Another cell apoptosis signaling pathway, the death receptor pathway, is mediated by Fas, which is a TNF-R family member and a cell surface death receptor. Fas can bind with FasL and then lead to subsequent activation of caspase-8 protein by Fas-associated death domain protein. Caspase-3 is then activated by the cleavage of caspase-8, and the cell death signal pathway is activated. Additionally, to clarify the initiation of the apoptosis signaling pathway in AGS and MGC80-3 cells treated by BBD, the Fas/FasL-mediated signal pathway was also detected. The data suggested that BBD treatment up-regulates Fas and FasL protein expression. All these results showed that BBD induces AGS and MGC80-3 cell apoptosis via the intrinsic and extrinsic apoptotic pathways.

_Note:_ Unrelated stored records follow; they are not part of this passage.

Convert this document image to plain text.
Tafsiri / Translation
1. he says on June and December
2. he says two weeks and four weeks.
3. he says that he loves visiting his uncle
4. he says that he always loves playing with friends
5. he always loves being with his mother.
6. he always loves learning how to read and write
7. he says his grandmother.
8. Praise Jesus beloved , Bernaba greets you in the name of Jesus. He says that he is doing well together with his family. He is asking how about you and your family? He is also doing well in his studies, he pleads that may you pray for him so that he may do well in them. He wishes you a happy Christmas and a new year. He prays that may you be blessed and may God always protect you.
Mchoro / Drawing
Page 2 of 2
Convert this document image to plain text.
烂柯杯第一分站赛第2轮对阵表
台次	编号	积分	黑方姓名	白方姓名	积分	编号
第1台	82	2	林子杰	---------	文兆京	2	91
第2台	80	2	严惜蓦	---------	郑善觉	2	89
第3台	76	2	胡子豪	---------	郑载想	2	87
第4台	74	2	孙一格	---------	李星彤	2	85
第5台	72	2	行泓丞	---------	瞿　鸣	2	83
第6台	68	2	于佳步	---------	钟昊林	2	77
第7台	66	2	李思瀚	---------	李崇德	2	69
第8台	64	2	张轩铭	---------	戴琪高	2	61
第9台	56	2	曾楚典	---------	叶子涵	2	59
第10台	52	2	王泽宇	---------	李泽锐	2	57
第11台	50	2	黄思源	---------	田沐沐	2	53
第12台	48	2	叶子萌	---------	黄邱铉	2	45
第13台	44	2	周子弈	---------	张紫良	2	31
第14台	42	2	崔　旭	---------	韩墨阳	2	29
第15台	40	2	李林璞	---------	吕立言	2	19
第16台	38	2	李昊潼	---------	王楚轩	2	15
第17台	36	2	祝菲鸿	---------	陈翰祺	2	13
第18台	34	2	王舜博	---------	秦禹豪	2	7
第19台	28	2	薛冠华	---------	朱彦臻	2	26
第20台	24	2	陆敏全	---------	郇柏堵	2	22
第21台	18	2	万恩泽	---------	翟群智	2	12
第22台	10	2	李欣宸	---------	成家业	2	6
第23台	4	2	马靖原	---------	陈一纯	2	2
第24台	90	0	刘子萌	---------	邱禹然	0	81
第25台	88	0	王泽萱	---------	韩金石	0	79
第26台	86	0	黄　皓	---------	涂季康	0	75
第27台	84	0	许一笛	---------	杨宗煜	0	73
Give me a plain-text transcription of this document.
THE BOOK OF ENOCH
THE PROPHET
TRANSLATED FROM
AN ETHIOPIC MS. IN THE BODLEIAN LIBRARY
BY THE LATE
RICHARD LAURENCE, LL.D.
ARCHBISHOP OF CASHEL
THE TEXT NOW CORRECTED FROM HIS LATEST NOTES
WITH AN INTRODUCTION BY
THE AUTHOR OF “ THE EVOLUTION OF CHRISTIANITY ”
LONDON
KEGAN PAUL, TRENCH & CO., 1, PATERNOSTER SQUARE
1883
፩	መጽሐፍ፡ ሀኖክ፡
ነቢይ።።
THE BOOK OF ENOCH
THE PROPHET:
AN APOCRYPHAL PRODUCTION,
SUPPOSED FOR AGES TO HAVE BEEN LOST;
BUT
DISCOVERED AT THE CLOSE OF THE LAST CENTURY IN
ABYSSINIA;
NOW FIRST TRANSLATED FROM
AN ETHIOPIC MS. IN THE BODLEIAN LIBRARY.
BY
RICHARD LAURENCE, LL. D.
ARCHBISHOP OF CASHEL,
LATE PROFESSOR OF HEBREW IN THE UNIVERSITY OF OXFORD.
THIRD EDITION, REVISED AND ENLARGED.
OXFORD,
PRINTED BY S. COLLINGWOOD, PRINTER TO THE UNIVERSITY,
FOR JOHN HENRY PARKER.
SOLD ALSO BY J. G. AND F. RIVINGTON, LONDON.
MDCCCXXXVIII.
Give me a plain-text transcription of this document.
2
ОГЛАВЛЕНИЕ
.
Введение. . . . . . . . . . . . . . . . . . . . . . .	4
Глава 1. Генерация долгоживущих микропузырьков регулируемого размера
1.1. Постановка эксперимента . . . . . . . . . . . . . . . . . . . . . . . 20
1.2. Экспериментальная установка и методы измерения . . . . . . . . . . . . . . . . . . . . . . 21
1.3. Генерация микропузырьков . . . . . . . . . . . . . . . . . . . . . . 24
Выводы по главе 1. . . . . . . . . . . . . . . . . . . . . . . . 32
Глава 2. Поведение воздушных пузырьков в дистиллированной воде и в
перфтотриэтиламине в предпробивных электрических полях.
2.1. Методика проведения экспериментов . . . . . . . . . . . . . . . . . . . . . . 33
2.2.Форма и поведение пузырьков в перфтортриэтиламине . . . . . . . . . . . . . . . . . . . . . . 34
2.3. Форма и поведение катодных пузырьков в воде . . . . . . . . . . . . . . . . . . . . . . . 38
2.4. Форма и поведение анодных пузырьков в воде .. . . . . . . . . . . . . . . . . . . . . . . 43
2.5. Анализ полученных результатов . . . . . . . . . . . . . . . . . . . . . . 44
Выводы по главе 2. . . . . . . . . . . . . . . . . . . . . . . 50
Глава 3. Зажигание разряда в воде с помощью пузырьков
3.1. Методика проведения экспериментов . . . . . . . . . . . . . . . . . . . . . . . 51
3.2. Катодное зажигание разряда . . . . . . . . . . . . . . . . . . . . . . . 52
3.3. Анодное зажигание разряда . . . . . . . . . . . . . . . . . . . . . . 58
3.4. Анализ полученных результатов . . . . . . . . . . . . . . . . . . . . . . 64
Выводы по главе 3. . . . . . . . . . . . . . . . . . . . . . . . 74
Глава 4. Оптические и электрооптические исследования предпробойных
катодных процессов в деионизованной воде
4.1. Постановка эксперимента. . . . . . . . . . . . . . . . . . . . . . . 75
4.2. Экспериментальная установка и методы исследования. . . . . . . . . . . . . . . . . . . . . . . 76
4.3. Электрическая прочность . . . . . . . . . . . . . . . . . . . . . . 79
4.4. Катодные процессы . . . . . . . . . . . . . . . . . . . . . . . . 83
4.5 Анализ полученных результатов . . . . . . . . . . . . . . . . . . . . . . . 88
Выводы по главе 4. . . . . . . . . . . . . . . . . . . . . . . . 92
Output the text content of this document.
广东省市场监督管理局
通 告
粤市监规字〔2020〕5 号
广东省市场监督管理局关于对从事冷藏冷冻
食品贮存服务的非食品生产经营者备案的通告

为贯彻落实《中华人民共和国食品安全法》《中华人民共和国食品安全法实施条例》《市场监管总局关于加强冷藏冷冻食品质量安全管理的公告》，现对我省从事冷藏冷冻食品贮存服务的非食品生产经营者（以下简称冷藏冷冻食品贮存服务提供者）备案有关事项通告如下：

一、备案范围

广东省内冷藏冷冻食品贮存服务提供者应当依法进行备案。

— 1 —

Recent studies have reported that activating the MAPK signaling pathway can regulate death receptors and survival proteins to induce apoptosis.[32,33] Newhouse[34] also reported that rotenone-induced apoptosis is mediated by JNK MAP kinases and p38 in human dopaminergic SH-SY5Y cells. To illustrate the molecular mechanism whereby BBD induces apoptosis, such relevant signaling pathways as MAPK and NF-κB were detected. The levels of phosphorylated proteins JNK, p38, and ERK were regulated by BBD treatment. NF-κB and MAPK communicate the external signal from the membrane to the nucleus and govern a series of biological functions, including apoptosis, proliferation, and differentiation. Antitumor activities were extensively reported through the suppression of key protein activation or level of NF-κB and MAPK pathway. Our study results are consistent with publications on activation of the caspase cascade in tumor cells leading to apoptosis.[35] Therefore, BBD plays a significant role in inhibiting the activation of NF-κB and MAPK signaling pathways in AGS and MGC80-3 cells.

Generally, our study indicates that the BBD-induced apoptosis of AGS and MGC80-3 cells is mediated via both intrinsic and extrinsic apoptotic pathways via down-regulating NF-κB and MAPK signaling pathways. The anti-cancer mechanism of BBD needs further exploration because it involves many possible signaling pathways, and further in vitro experiments are required. The current findings may help pave the way for future investigation into the potential therapeutic usefulness of BBD in the clinical treatment of human gastric cancer.